Шрифт:
Интервал:
Закладка:
В эдинбургских лекциях Бергсон возвращается к проблеме ложного узнавания, и очевидно, что в этот период его представления несколько изменились по сравнению с «Материей и памятью»: теперь он, как отмечалось выше, говорит не только о памяти, сохраняющей всю целостность неосознаваемого прошлого, но и о воле, которая «постоянно стремится к будущему» (р. 103). Обе эти функции – память и воля – требуют от человека усилия, постоянного напряжения, которого он может в обычном состоянии не замечать. «Бытие человеческого существа само по себе есть напряжение» (ibid.); но именно этого напряжения некоторые люди не в силах вынести, и отсюда проистекают различные нарушения, болезни личности, которые Бергсон разделяет на две группы, сообразно тому, связаны ли они с памятью или с волей. К первой группе относятся, например, различные нарушения памяти, а также, возможно, и факты раздвоения и, шире, умножения сознания (в этом случае, по Бергсону, одна и та же личность время от времени рассматривает только одну часть своего неосознаваемого прошлого и предстает для самой себя как разные личности). Болезни второго рода связаны с внутренним порывом, с той устремленностью к будущему, которая может ослабевать или даже совсем прекращаться. Именно эти болезни, считает Бергсон, Пьер Жане определил как психастению. В целом они характеризуются неспособностью или отвращением к действию. К явлениям психастении относится и тот феномен «ложного узнавания», который Бергсон рассматривал в 1908 г.; теперь, как видим, контекст его исследования становится более широким, а сама теория более обобщенной. Все явления психастении он в конечном счете сводит к нерешительности, за которой обнаруживается более глубокая причина – замедление «нормального порыва» (р. 104).
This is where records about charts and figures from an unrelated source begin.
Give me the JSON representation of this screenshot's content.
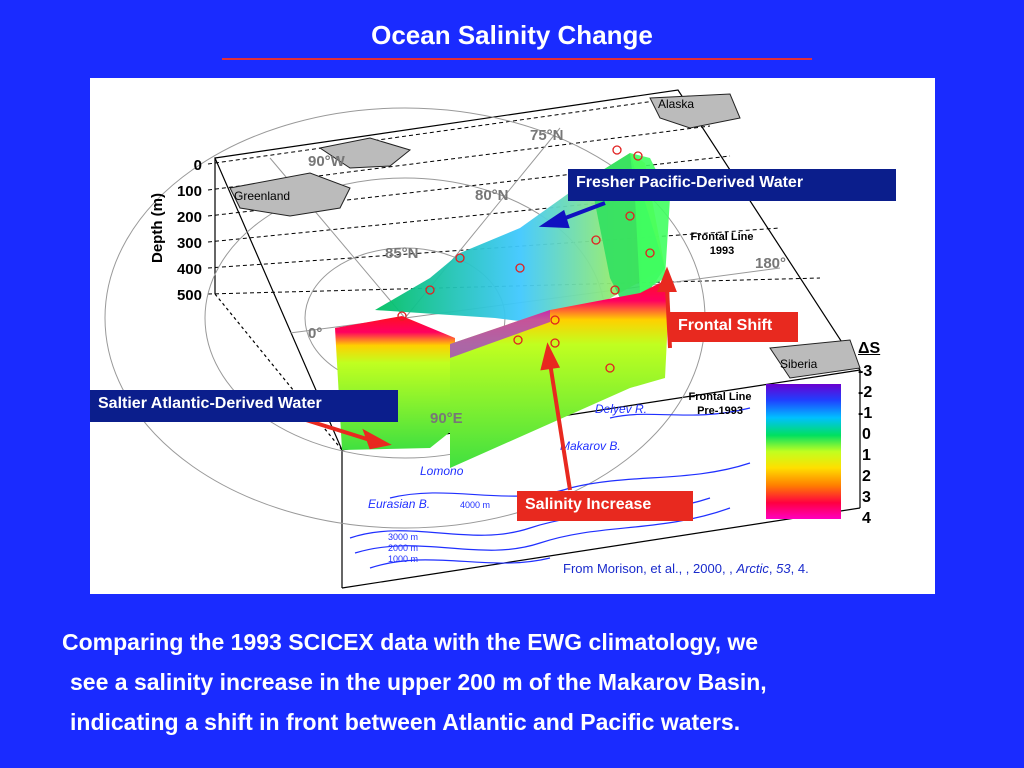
{
  "slide": {
    "title": "Ocean Salinity Change",
    "caption_lines": [
      "Comparing the 1993 SCICEX data with the EWG climatology, we",
      "see a salinity increase in the upper 200 m of the Makarov Basin,",
      "indicating a shift in front between Atlantic and Pacific waters."
    ],
    "citation": {
      "prefix": "From Morison, et al., , 2000, , ",
      "journal": "Arctic",
      "volume": "53",
      "suffix": ", 4."
    }
  },
  "figure": {
    "depth_axis_label": "Depth (m)",
    "depth_ticks": [
      "0",
      "100",
      "200",
      "300",
      "400",
      "500"
    ],
    "map_labels": {
      "alaska": "Alaska",
      "greenland": "Greenland",
      "siberia": "Siberia",
      "lat75": "75°N",
      "lat80": "80°N",
      "lat85": "85°N",
      "lon90w": "90°W",
      "lon0": "0°",
      "lon90e": "90°E",
      "lon180": "180°",
      "makarov": "Makarov B.",
      "eurasian": "Eurasian B.",
      "lomonosov": "Lomono",
      "gakkel": "Delyev R.",
      "contour4000": "4000 m",
      "contour3000": "3000 m",
      "contour2000": "2000 m",
      "contour1000": "1000 m"
    },
    "frontal_1993": [
      "Frontal Line",
      "1993"
    ],
    "frontal_pre1993": [
      "Frontal Line",
      "Pre-1993"
    ],
    "legend": {
      "title": "ΔS",
      "labels": [
        "-3",
        "-2",
        "-1",
        "0",
        "1",
        "2",
        "3",
        "4"
      ],
      "colors": [
        "#6a00d0",
        "#2040ff",
        "#00c0ff",
        "#00e060",
        "#c0ff20",
        "#ffe000",
        "#ff8000",
        "#ff0040",
        "#ff00c0"
      ]
    }
  },
  "callouts": {
    "pacific": "Fresher Pacific-Derived Water",
    "frontal_shift": "Frontal Shift",
    "atlantic": "Saltier Atlantic-Derived Water",
    "salinity_increase": "Salinity Increase"
  }
}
Таким образом, произошло любопытное явление: если когда-то понятие жизненного порыва появилось в концепции Бергсона по аналогии с представлением о динамизме сознания, о различных степенях его напряжения, то теперь он, возвращаясь к исследованию психологических проблем, опирается уже на понятия порыва воли, внутреннего порыва или порыва сознания, сформированные, очевидно, по аналогии со знаменитой метафорой из «Творческой эволюции». Этот внутренний порыв для Бергсона – динамическое, движущее, конститутивное начало личности. Действительно, образ порыва хорошо передает направленность, устремленность сознания в будущее, его внутреннюю энергию – то, что в ранних работах как-то оставалось «за кадром», не охватывалось более нейтральным в этом отношении понятием длительности.
Интуиция
Интуиция как ядро философской системыПроблема интуиции рассматривалась Бергсоном в 1911–1922 гг. в нескольких работах: в докладе «Философская интуиция», в «Восприятии изменчивости» и во второй части «Введения» к сборнику «Мысль и движущееся».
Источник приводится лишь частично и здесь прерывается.